Sur fond de suraccumulation, baisse des salaires dans les principaux États capitalistes et les économies de marché émergentes, appropriation croissante de la plus-value sociale par les détenteurs de capitaux (financiers) mondiaux, capital, et guerres de crise et conflits impériaux en Au Moyen-Orient et dans le Pacifique occidental, qui peuvent facilement conduire à des retombées dans de profondes crises économiques, la stratégie d’austérité actuelle consistant à maintenir une faible croissance a été suivie pendant des décennies en Afrique du Nord et en Europe de l’Est. La nouvelle vague de robotisation (industrialisation 4.0) entrave les stratégies de «réindustrialisation» (Obama / Trump) et les emplois bien rémunérés à grande échelle, similaires à la manière dont la production de masse fordiste et la consommation de masse keynésienne ont intégré les masses populaires et ont rendu le capitalisme hégémonique . Dans ce cas, la crise a simplement été déplacée par les gouvernements: du secteur bancaire et industriel aux États et à leurs budgets, de certains États à d’autres et d’aujourd’hui à demain. Dans le même temps, le mécontentement populaire est encore extrêmement élevé, ce qui fait de la crise démocratique un autre élément d’instabilité, instabilité pouvant entraîner des changements soudains, notamment la montée de nouvelles forces de gauche américaines au Royaume-Uni.

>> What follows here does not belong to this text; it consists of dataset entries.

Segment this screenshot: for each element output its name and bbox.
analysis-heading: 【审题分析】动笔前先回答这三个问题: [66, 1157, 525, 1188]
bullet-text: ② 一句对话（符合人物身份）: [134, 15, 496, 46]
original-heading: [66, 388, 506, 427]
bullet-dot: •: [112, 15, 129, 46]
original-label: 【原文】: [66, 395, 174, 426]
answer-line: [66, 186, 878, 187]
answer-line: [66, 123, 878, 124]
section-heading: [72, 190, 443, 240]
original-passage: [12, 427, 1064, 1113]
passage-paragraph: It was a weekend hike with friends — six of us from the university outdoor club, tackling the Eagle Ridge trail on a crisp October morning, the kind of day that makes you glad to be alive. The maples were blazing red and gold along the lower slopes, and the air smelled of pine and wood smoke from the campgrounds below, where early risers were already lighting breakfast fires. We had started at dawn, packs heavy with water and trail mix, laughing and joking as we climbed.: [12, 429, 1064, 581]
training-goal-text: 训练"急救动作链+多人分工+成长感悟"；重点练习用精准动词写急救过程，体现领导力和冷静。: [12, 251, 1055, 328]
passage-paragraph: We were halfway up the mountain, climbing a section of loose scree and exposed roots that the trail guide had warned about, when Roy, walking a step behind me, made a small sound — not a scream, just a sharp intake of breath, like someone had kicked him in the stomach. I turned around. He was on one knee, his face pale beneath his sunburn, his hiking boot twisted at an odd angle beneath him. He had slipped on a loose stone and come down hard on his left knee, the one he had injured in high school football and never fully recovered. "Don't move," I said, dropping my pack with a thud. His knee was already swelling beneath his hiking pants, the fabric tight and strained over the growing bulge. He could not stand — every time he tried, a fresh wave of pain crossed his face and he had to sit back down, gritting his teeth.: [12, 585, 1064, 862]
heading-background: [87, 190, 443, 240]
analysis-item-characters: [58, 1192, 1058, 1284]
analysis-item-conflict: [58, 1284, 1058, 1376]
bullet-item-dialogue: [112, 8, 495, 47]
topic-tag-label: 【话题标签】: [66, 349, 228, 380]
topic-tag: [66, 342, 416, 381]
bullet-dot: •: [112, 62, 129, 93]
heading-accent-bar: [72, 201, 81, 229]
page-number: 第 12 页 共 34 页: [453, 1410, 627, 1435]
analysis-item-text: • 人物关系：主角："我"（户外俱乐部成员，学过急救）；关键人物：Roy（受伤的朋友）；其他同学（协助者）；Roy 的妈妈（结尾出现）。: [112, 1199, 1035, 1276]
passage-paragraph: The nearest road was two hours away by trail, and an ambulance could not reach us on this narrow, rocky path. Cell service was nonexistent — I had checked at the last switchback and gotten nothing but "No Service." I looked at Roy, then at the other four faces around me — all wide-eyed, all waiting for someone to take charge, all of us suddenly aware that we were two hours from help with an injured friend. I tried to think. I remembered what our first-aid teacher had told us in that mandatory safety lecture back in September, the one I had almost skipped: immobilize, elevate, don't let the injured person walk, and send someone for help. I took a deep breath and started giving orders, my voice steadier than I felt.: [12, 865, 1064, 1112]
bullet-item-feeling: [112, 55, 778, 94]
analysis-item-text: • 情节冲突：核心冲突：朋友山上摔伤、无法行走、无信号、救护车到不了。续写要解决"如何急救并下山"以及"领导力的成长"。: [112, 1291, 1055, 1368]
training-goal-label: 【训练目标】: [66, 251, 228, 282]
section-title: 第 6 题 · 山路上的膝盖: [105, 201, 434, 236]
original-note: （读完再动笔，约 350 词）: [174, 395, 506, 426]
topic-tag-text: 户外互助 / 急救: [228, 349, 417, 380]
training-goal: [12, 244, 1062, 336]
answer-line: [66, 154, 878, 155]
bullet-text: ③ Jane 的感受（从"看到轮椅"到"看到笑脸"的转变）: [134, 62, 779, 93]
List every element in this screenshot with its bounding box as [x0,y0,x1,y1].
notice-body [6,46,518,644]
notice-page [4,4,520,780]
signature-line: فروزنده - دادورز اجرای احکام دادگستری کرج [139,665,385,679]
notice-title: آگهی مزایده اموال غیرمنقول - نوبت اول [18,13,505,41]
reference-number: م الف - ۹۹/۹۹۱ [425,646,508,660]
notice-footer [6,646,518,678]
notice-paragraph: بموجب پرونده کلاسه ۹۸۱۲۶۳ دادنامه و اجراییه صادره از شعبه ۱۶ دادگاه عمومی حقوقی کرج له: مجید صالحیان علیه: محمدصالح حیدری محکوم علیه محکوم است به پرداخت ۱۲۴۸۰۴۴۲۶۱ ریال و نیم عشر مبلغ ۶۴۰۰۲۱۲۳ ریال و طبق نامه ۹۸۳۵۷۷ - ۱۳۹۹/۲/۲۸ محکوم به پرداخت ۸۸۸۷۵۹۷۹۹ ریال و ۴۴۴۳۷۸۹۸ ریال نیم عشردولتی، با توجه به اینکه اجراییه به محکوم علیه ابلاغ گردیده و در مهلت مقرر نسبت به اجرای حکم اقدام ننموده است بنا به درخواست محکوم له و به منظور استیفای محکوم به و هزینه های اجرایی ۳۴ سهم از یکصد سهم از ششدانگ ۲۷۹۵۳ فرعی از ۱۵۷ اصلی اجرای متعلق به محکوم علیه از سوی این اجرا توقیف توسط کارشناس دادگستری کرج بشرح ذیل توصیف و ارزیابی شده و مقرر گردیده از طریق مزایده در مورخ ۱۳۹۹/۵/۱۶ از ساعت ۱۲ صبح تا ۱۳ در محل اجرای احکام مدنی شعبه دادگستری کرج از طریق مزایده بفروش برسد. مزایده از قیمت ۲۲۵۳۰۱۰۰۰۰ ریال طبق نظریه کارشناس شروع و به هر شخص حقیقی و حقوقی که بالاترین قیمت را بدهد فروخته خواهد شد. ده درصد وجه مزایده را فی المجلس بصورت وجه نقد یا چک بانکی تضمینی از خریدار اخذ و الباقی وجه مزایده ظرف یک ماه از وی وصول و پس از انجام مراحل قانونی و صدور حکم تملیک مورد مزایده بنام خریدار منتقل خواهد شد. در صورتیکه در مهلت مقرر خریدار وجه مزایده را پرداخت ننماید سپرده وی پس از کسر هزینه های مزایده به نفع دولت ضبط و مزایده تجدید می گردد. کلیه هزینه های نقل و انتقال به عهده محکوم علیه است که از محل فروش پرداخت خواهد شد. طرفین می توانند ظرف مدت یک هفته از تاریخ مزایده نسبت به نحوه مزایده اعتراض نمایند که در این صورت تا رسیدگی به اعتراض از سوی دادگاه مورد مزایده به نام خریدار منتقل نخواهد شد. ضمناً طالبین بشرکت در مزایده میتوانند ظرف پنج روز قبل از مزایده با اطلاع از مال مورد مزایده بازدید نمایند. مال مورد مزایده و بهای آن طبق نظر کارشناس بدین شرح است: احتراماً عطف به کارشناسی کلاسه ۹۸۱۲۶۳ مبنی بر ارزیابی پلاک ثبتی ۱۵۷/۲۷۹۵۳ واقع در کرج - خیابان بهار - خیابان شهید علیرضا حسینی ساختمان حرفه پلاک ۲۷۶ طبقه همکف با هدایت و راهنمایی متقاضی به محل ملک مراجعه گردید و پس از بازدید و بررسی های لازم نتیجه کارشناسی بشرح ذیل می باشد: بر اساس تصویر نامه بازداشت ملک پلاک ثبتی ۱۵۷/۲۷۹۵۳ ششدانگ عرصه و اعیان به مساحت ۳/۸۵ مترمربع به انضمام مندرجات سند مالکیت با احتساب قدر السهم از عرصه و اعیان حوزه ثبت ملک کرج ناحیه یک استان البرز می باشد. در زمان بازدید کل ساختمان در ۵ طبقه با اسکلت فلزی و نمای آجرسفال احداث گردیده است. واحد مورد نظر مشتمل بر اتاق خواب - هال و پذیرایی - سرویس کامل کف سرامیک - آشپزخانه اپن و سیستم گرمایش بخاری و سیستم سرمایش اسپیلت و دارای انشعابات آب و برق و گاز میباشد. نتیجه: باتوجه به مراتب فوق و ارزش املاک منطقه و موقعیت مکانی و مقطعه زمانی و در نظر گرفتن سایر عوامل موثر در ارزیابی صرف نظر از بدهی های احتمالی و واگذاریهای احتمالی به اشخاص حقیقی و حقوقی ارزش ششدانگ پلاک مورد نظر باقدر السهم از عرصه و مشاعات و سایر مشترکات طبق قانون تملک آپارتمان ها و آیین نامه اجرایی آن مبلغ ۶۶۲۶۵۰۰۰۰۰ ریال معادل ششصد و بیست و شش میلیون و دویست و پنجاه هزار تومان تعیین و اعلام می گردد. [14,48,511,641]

Le capitalisme mondial est donc toujours dans une phase de transition. Après Gramsci, cela pourrait être décrit comme un « interregnum de crise ». Le capitalisme de crise autoritaire avec sa croissance minuscule n’est pas un projet durable à long terme. La suraccumulation, l’inégalité croissante des richesses, l’érosion de la classe moyenne et la démocratisation empêchent la généralisation hégémonique d’un nouveau type de développement. Les fondements matériels d’un nouveau compromis historique font défaut.

Capitalisme autoritaire? Capitalisme vert? Un capitalisme vert autoritaire? Capitalisme vert social-démocrate? Socialisme vert? La dissolution de l’interrègne de crise est encore à venir.